La larga advertencia textual de la película Freaks (Tod Browning, 1932), que procura preparar al público para presenciar algo diferente y al mismo tiempo intenta justificar la decisión de retratar ese mundo, termina con estas palabras: "Nunca más una historia como ésta será filmada, ya que la ciencia moderna y la teratología están eliminando rápidamente del mundo semejantes errores de la naturaleza". Es decir, aquello que aún existía como realidad, y que por lo tanto podía ser representado por el cine, en el futuro dejaría de existir gracias al avance de la ciencia. Los seres deformes, los que nacían con una malformación, los "fenómenos" que la naturaleza -gobernada por Dios o saboteada por el Diablo- había creado dejarían de nacer a medida que el hombre pudiera determinar y combatir las causas de tales aberraciones genéticas. A contramano de esta esperanza, la ciencia creó sus propios monstruos. Éste es el hecho que da comienzo a La fauna divina, primera novela de Bernarda Pagés (Buenos Aires, 1971).
Perla -o su patología- es producto de la talidomida, la droga que en la década del cincuenta los médicos prescribían a las embarazadas para combatir las náuseas de los primeros meses de gestación. El consumo de este medicamento por parte de la madre convirtió a la protagonista en una acondoplásica: "un rostro blanco de ojos negros, hundido entre los hombros a falta de cuello, y un cuerpo minúsculo de caderas tan anchas que la ropa requería dos largos de tela. Uno de sus brazos parecía normal, sobrepasaba su pubis [...]; el otro no existía, en su lugar, solo una manito de seis dedos brotaba de su hombro". Con un porvenir mezquino, limitado por su forma, Perla abandona su pueblo natal para encerrarse en un cotolengo.
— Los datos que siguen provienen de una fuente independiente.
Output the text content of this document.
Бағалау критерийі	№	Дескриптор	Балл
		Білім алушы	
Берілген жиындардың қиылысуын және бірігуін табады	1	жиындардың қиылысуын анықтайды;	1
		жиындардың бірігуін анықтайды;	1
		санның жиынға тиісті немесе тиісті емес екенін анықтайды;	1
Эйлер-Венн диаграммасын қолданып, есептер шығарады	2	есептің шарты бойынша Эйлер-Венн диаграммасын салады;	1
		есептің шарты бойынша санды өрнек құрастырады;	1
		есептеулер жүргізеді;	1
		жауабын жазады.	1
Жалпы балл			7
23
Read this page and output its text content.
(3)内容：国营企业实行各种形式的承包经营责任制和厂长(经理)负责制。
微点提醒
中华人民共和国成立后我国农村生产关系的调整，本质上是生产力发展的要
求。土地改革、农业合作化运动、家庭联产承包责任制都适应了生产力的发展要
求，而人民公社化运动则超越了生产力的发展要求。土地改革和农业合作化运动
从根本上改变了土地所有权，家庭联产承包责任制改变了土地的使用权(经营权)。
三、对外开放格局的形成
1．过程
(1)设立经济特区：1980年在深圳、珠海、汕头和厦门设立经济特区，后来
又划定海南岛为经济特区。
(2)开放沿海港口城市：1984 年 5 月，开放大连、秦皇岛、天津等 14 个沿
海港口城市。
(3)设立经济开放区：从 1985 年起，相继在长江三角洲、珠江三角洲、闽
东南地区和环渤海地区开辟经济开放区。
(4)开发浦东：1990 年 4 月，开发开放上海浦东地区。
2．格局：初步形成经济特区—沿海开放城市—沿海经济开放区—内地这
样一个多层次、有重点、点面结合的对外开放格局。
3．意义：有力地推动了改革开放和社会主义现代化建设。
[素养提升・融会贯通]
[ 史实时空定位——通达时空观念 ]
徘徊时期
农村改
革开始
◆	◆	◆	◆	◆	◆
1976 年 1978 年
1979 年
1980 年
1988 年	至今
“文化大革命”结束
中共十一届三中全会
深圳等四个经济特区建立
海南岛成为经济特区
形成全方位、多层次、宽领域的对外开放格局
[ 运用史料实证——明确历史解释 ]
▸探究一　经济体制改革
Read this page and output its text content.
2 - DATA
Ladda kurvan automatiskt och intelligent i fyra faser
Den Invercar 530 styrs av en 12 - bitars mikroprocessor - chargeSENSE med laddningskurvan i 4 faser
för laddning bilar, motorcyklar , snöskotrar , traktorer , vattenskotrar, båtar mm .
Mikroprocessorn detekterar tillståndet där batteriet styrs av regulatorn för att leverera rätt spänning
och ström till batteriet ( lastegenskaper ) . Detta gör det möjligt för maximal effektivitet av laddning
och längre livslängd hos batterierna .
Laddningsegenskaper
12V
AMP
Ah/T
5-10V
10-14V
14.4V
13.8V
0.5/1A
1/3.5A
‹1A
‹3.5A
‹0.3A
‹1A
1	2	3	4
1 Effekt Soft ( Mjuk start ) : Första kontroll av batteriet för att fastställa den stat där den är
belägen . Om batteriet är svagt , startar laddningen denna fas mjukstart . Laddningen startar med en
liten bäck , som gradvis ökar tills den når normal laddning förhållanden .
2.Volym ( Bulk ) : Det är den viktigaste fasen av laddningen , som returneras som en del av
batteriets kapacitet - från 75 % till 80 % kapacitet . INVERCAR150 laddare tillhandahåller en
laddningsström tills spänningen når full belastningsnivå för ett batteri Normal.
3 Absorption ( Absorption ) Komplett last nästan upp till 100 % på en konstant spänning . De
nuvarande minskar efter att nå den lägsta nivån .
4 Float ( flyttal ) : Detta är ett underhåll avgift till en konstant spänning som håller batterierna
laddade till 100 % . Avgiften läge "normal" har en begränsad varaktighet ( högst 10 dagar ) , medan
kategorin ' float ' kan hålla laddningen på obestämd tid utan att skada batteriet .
En ese asilo gobernado por las monjas misioneras de la caridad y habitado por criaturas signadas por distintas malformaciones, encuentra su verdadero hogar. El nuevo espacio la mantiene a salvo del desamparo social y un destino circense, como el de los personajes de Freaks, pero no logra contener su rencor, su furia interior contra el destino, contra Dios, contra los "normales". Su conciencia irrumpe para neutralizar toda piedad de parte del lector y darle a conocer una dualidad; un mecanismo de réplica que se activa, por ejemplo, luego de que su abuela le dice que la ve más gorda: "¿Por qué no te quedaste dónde estabas, vieja de mierda?, bramó en su interior al mismo tiempo que una sonrisa beata inundaba su rostro". En esa hipocresía caracterizada por la oposición entre lo que manifiesta y lo que siente, en ese efecto casi siniestro causado por la falta de correspondencia entre la compasión que inspira y la voz de una conciencia virulenta, se sitúa el resorte cómico de la novela.
Ramón del Valle-Inclán tuvo la iniciativa estética de poner delante de la realidad un espejo deformante. Así nació el esperpento literario, un mundo de personajes degradados, en el que la tragedia de la vida se distorsiona hasta alcanzar la dimensión de lo grotesco. Éste es el agente corrosivo con que Pagés ataca todo patetismo. Para ello se vale de un lenguaje audaz que aniquila la caridad de los eufemismos. La primera parte, la más larga, sostiene casi sin tregua y muchas veces por la vía más transitada la preocupación de incluir comicidad en toda tragedia. Las páginas finales presentan un tono diferente. A pesar de haberse asomado a la idea de una existencia absurda, sin plan divino, Perla finalmente avanza en su teodicea a fuerza de insultos y cuestionamientos que no hacen más que confirmar a Dios, el otro gran hacedor de monstruos, aquel que luego de haber castigado al hombre por su ambición de saber, con los siglos encontró en la ciencia a un cómplice y un sucesor.